Scaremongering, that's all that argunment is - there is no evidence that this happens.

16,000 non doms left when they introduced the levy compared to just 5,400 that paid it.

which cost them nearly 5 times as much in lost tax revue than they gained...


They companies don't have to leave completely but they may well cut down their presence in the country after all a bank can reduce it's presence here and move to another major financial city if necessary, heck in most cases they can even take a lot of the profitable workers with them so you lose their tax and spending too


Do you really think that someone like HP, with their multi-billion government contracts will just abandon the market if they get taxed a little more?

banks might move their headquarters over the extra £10 billion they're expected to pay over the term though.
 
banks might move their headquarters over the extra £10 billion they're expected to pay over the term though.

Great - that will reduce the government's total liabilities by a massive amount. We seriously do not want to be the world's financial capital any more, and neither does anyone else for that matter.
 
16,000 non doms left when they introduced the levy compared to just 5,400 that paid it.

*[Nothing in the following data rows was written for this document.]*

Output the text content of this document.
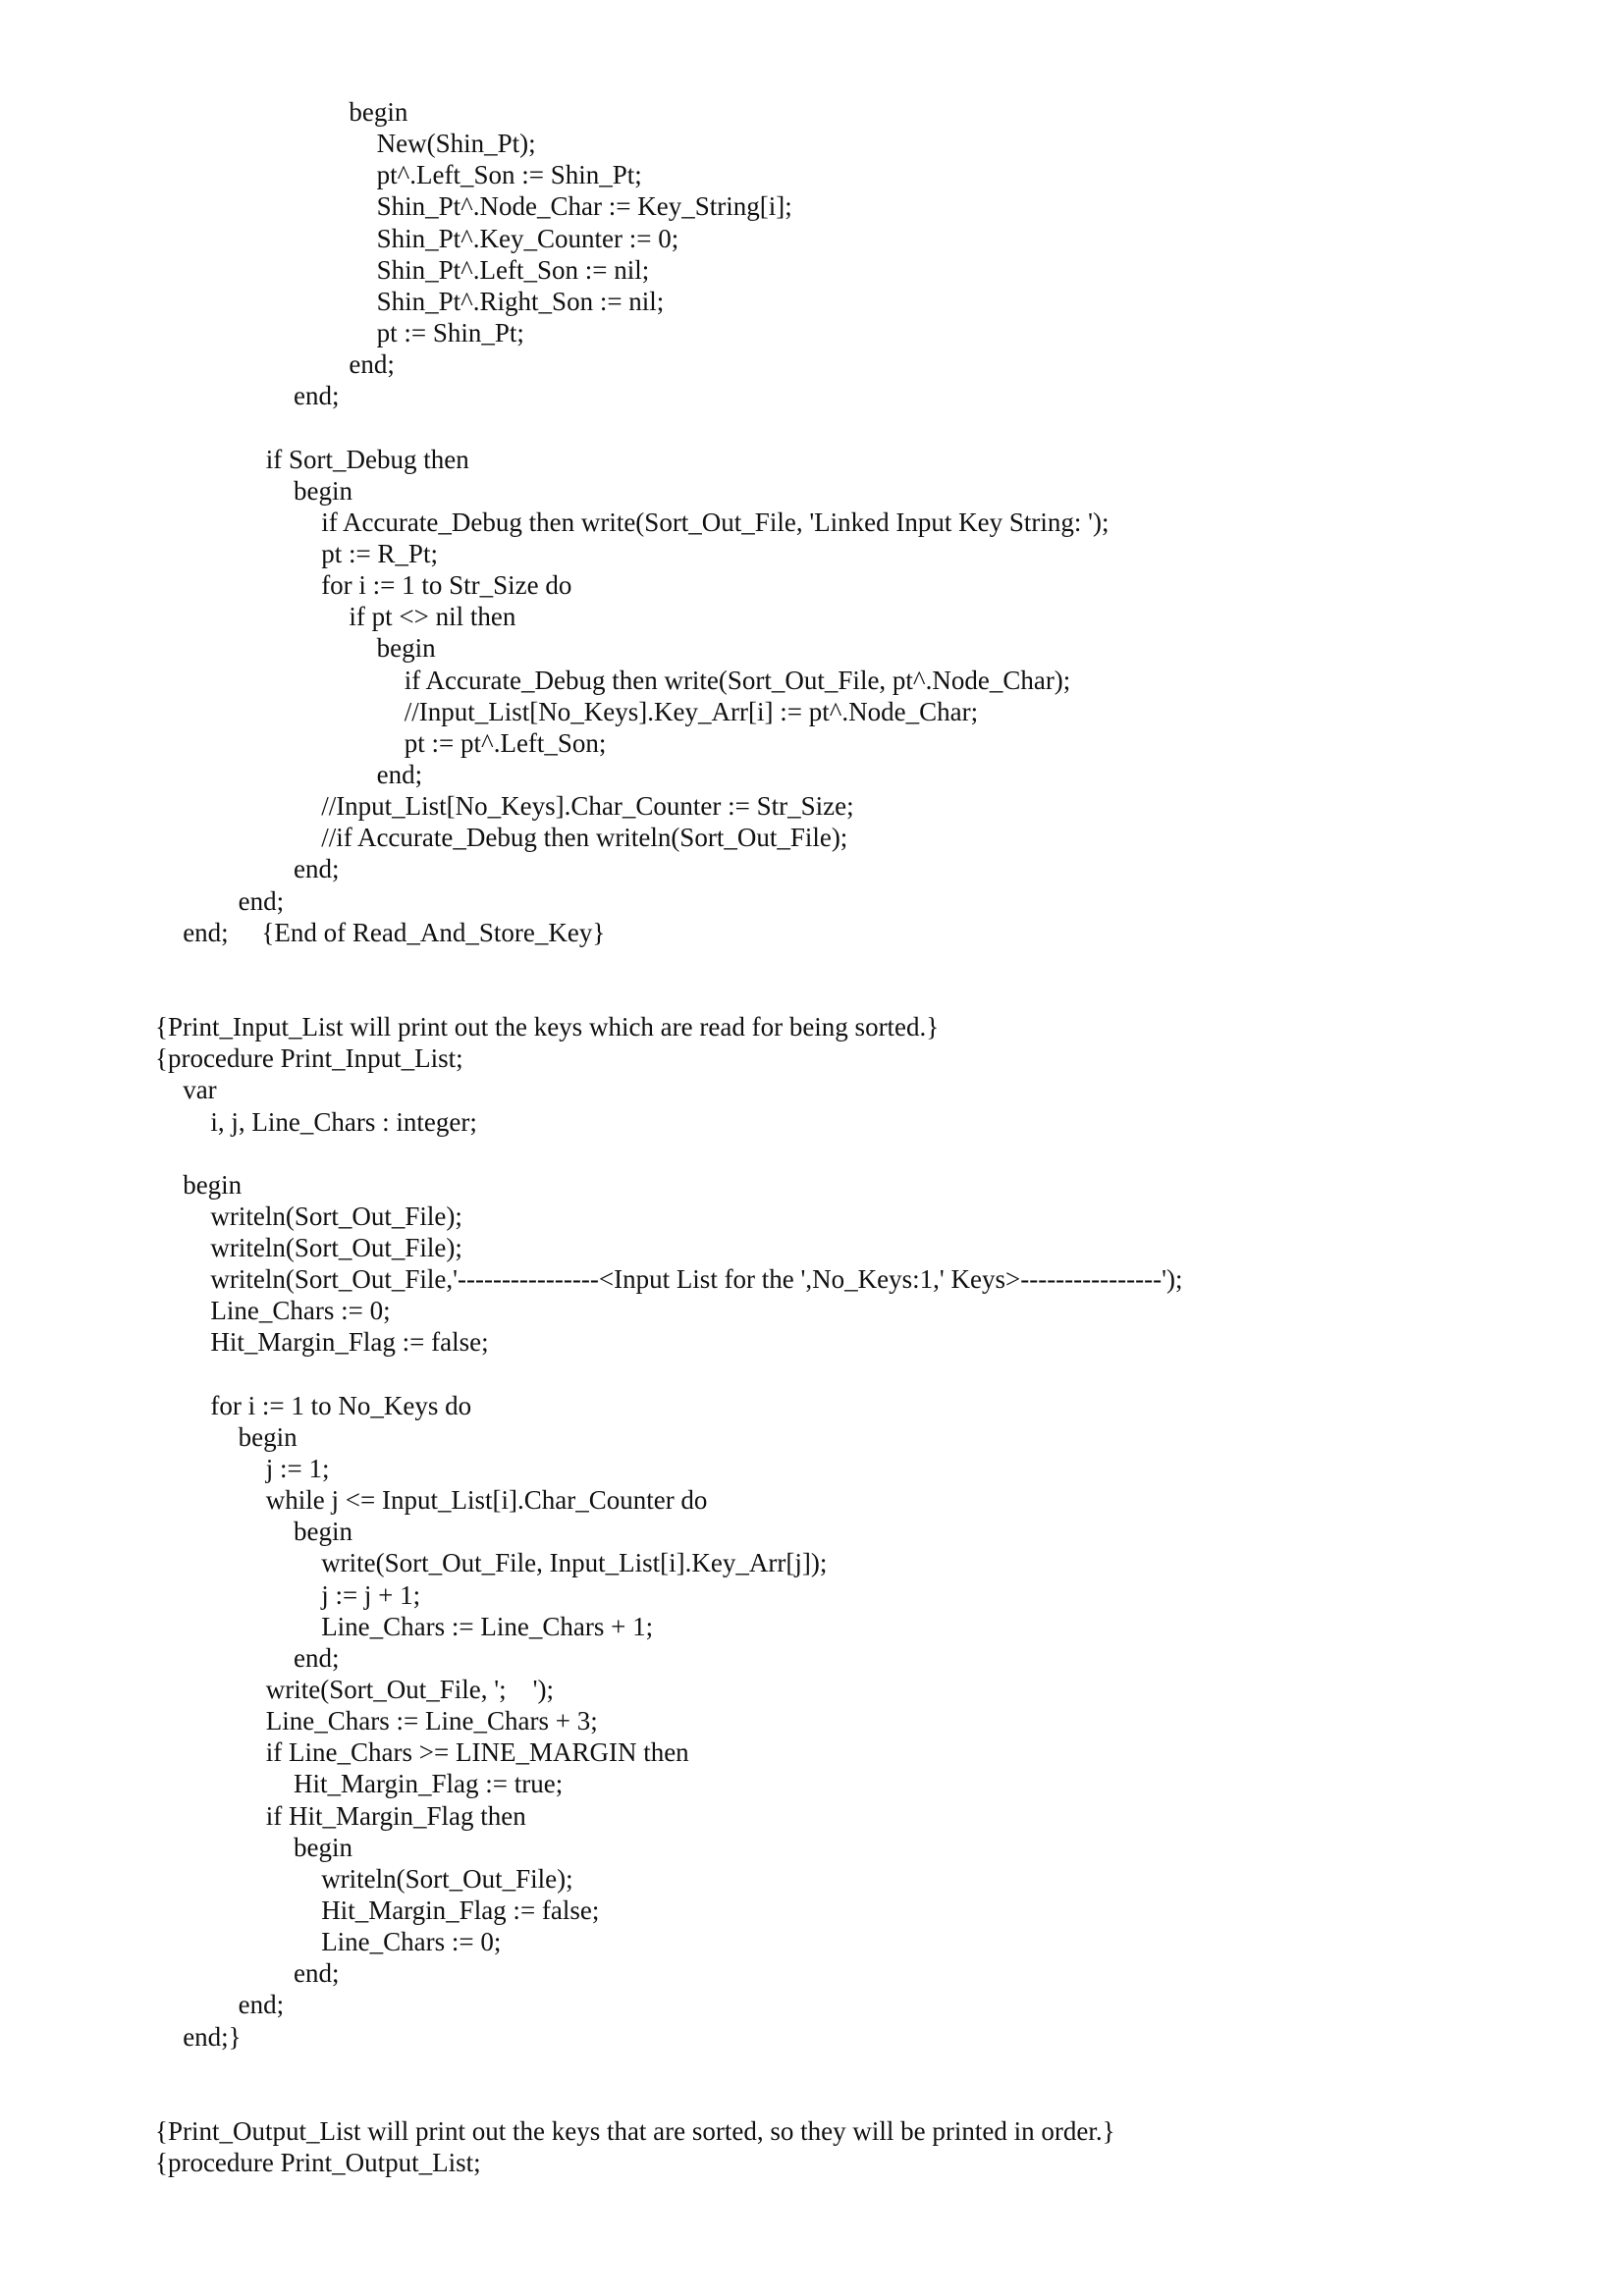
begin
New(Shin_Pt);
pt^.Left_Son := Shin_Pt;
Shin_Pt^.Node_Char := Key_String[i];
Shin_Pt^.Key_Counter := 0;
Shin_Pt^.Left_Son := nil;
Shin_Pt^.Right_Son := nil;
pt := Shin_Pt;
end;
end;
if Sort_Debug then
begin
if Accurate_Debug then write(Sort_Out_File, 'Linked Input Key String: ');
pt := R_Pt;
for i := 1 to Str_Size do
if pt <> nil then
begin
if Accurate_Debug then write(Sort_Out_File, pt^.Node_Char);
//Input_List[No_Keys].Key_Arr[i] := pt^.Node_Char;
pt := pt^.Left_Son;
end;
//Input_List[No_Keys].Char_Counter := Str_Size;
//if Accurate_Debug then writeln(Sort_Out_File);
end;
end;
end;     {End of Read_And_Store_Key}
{Print_Input_List will print out the keys which are read for being sorted.}
{procedure Print_Input_List;
var
i, j, Line_Chars : integer;
begin
writeln(Sort_Out_File);
writeln(Sort_Out_File);
writeln(Sort_Out_File,'----------------<Input List for the ',No_Keys:1,' Keys>----------------');
Line_Chars := 0;
Hit_Margin_Flag := false;
for i := 1 to No_Keys do
begin
j := 1;
while j <= Input_List[i].Char_Counter do
begin
write(Sort_Out_File, Input_List[i].Key_Arr[j]);
j := j + 1;
Line_Chars := Line_Chars + 1;
end;
write(Sort_Out_File, ';    ');
Line_Chars := Line_Chars + 3;
if Line_Chars >= LINE_MARGIN then
Hit_Margin_Flag := true;
if Hit_Margin_Flag then
begin
writeln(Sort_Out_File);
Hit_Margin_Flag := false;
Line_Chars := 0;
end;
end;
end;}
{Print_Output_List will print out the keys that are sorted, so they will be printed in order.}
{procedure Print_Output_List;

Do you have a source for that? It's a point of argument I've not heard before and I'd like to do some more investigation on the matter.
 
http://www.taxation.co.uk/taxation/articles/2011/01/13/21541/uk-loses-16000-non-doms-one-year


http://www.telegraph.co.uk/finance/...ake-for-Britains-economy-and-its-society.html


11% of them.


like i said capitalist vote with their wallets because to them that's their equivalent of marching around waving a banner and chanting.

You may not hear about it but to the people who make the decisions it's not something as easily ignored as a simple few days of irritating people chanting in the street.

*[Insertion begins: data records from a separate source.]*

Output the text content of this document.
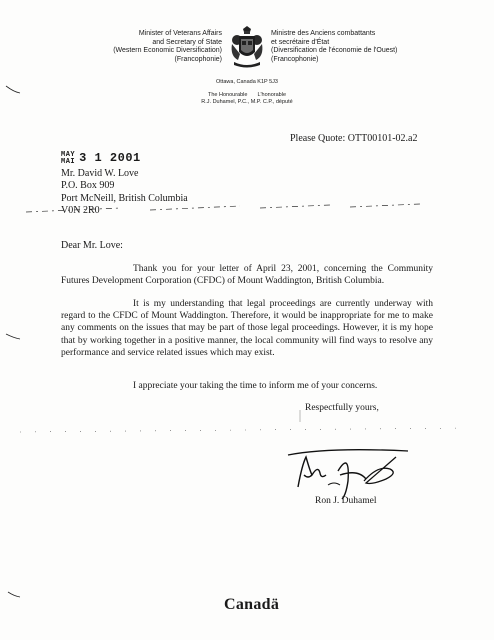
Minister of Veterans Affairs
and Secretary of State
(Western Economic Diversification)
(Francophonie)
Ministre des Anciens combattants
et secrétaire d'État
(Diversification de l'économie de l'Ouest)
(Francophonie)
Ottawa, Canada K1P 5J3
The Honourable L'honorable
R.J. Duhamel, P.C., M.P. C.P., député
Please Quote: OTT00101-02.a2
MAY
MAI 3 1 2001
Mr. David W. Love
P.O. Box 909
Port McNeill, British Columbia
V0N 2R0
Dear Mr. Love:
Thank you for your letter of April 23, 2001, concerning the Community Futures Development Corporation (CFDC) of Mount Waddington, British Columbia.
It is my understanding that legal proceedings are currently underway with regard to the CFDC of Mount Waddington. Therefore, it would be inappropriate for me to make any comments on the issues that may be part of those legal proceedings. However, it is my hope that by working together in a positive manner, the local community will find ways to resolve any performance and service related issues which may exist.
I appreciate your taking the time to inform me of your concerns.
Respectfully yours,
Ron J. Duhamel
Canadä
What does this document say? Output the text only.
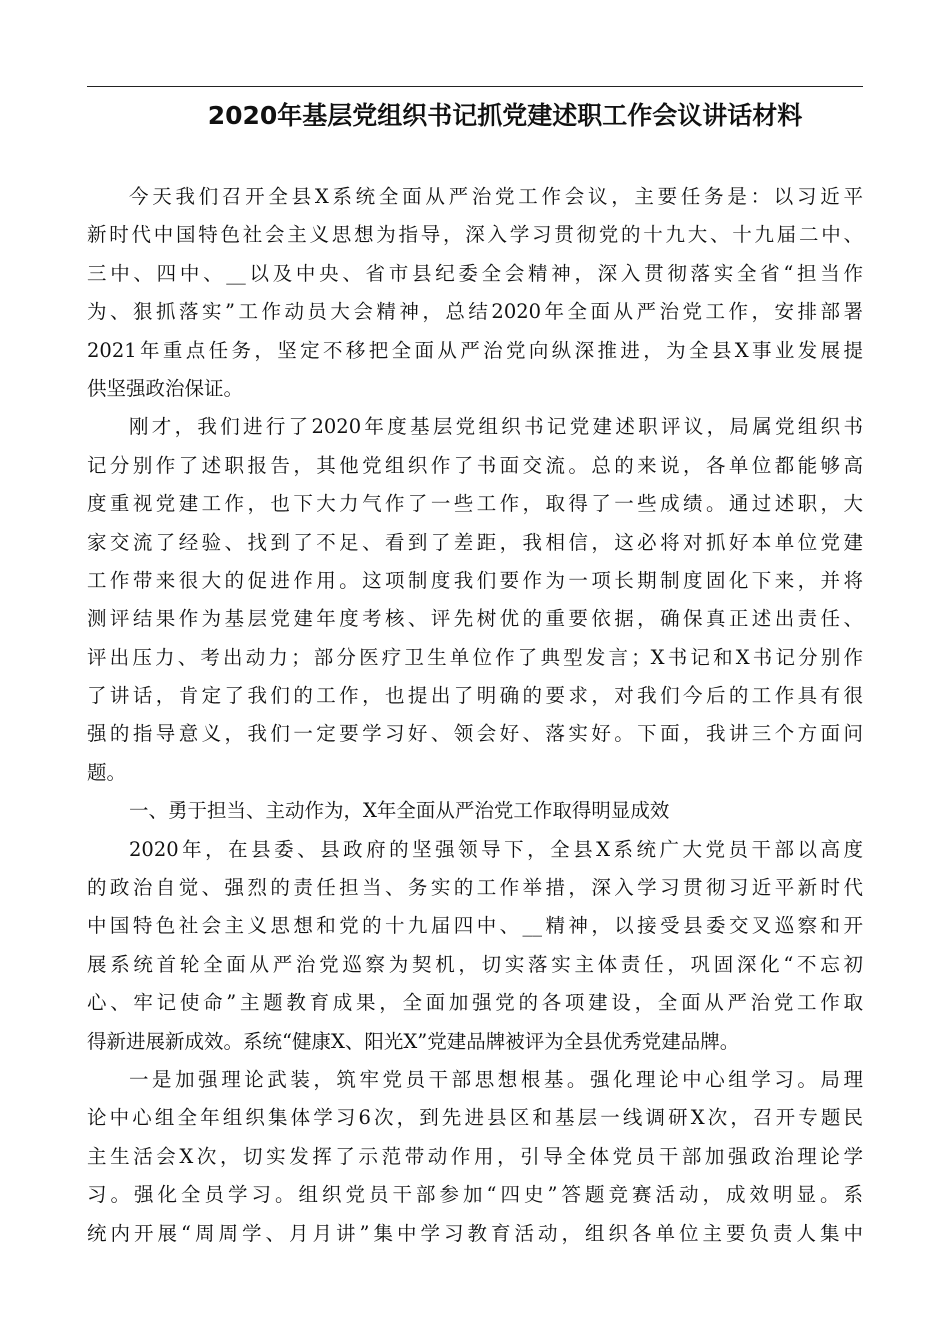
2020年基层党组织书记抓党建述职工作会议讲话材料
今天我们召开全县X系统全面从严治党工作会议，主要任务是：以习近平
新时代中国特色社会主义思想为指导，深入学习贯彻党的十九大、十九届二中、
三中、四中、__以及中央、省市县纪委全会精神，深入贯彻落实全省“担当作
为、狠抓落实”工作动员大会精神，总结2020年全面从严治党工作，安排部署
2021年重点任务，坚定不移把全面从严治党向纵深推进，为全县X事业发展提
供坚强政治保证。
刚才，我们进行了2020年度基层党组织书记党建述职评议，局属党组织书
记分别作了述职报告，其他党组织作了书面交流。总的来说，各单位都能够高
度重视党建工作，也下大力气作了一些工作，取得了一些成绩。通过述职，大
家交流了经验、找到了不足、看到了差距，我相信，这必将对抓好本单位党建
工作带来很大的促进作用。这项制度我们要作为一项长期制度固化下来，并将
测评结果作为基层党建年度考核、评先树优的重要依据，确保真正述出责任、
评出压力、考出动力；部分医疗卫生单位作了典型发言；X书记和X书记分别作
了讲话，肯定了我们的工作，也提出了明确的要求，对我们今后的工作具有很
强的指导意义，我们一定要学习好、领会好、落实好。下面，我讲三个方面问
题。
一、勇于担当、主动作为，X年全面从严治党工作取得明显成效
2020年，在县委、县政府的坚强领导下，全县X系统广大党员干部以高度
的政治自觉、强烈的责任担当、务实的工作举措，深入学习贯彻习近平新时代
中国特色社会主义思想和党的十九届四中、__精神，以接受县委交叉巡察和开
展系统首轮全面从严治党巡察为契机，切实落实主体责任，巩固深化“不忘初
心、牢记使命”主题教育成果，全面加强党的各项建设，全面从严治党工作取
得新进展新成效。系统“健康X、阳光X”党建品牌被评为全县优秀党建品牌。
一是加强理论武装，筑牢党员干部思想根基。强化理论中心组学习。局理
论中心组全年组织集体学习6次，到先进县区和基层一线调研X次，召开专题民
主生活会X次，切实发挥了示范带动作用，引导全体党员干部加强政治理论学
习。强化全员学习。组织党员干部参加“四史”答题竞赛活动，成效明显。系
统内开展“周周学、月月讲”集中学习教育活动，组织各单位主要负责人集中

what would have genuinely been interesting is if you'd have gotten 200,000 people to refuse to pay tax this year, after all they can't jail you all.


Also ho come you skip over an extra "£10 billion as "just a little more", considering how money grubbing you portray the banks as 10 billion is a heck of an incentive.
 
Tax more, do not cut Corporation tax, raise it. Impose a stricter set of regulations on banks and impose a far far higher levy.

Why is the left so deluded that they can only ever think of tax, tax, tax

Tax is BAD for the economy, you want the MINIMUM level possible - go ask any economist who actually knows what they are talking about
 
considering how money grubbing you portray the banks as 10 billion is a heck of an incentive.

Please find a SINGLE one of my posts where I've said such a thing.

I think you'll find I've never blamed hte banks for the mess we're in.
 
That's very low for a pension that will allow you to retire at 50, obviously that's why the Government are trying to change it.

And I am quite prepared to pay more towards it. I accept that I have to do my bit but the police pension should stay as it is in terms of retirement after 30 years an the renumeration that goes with it.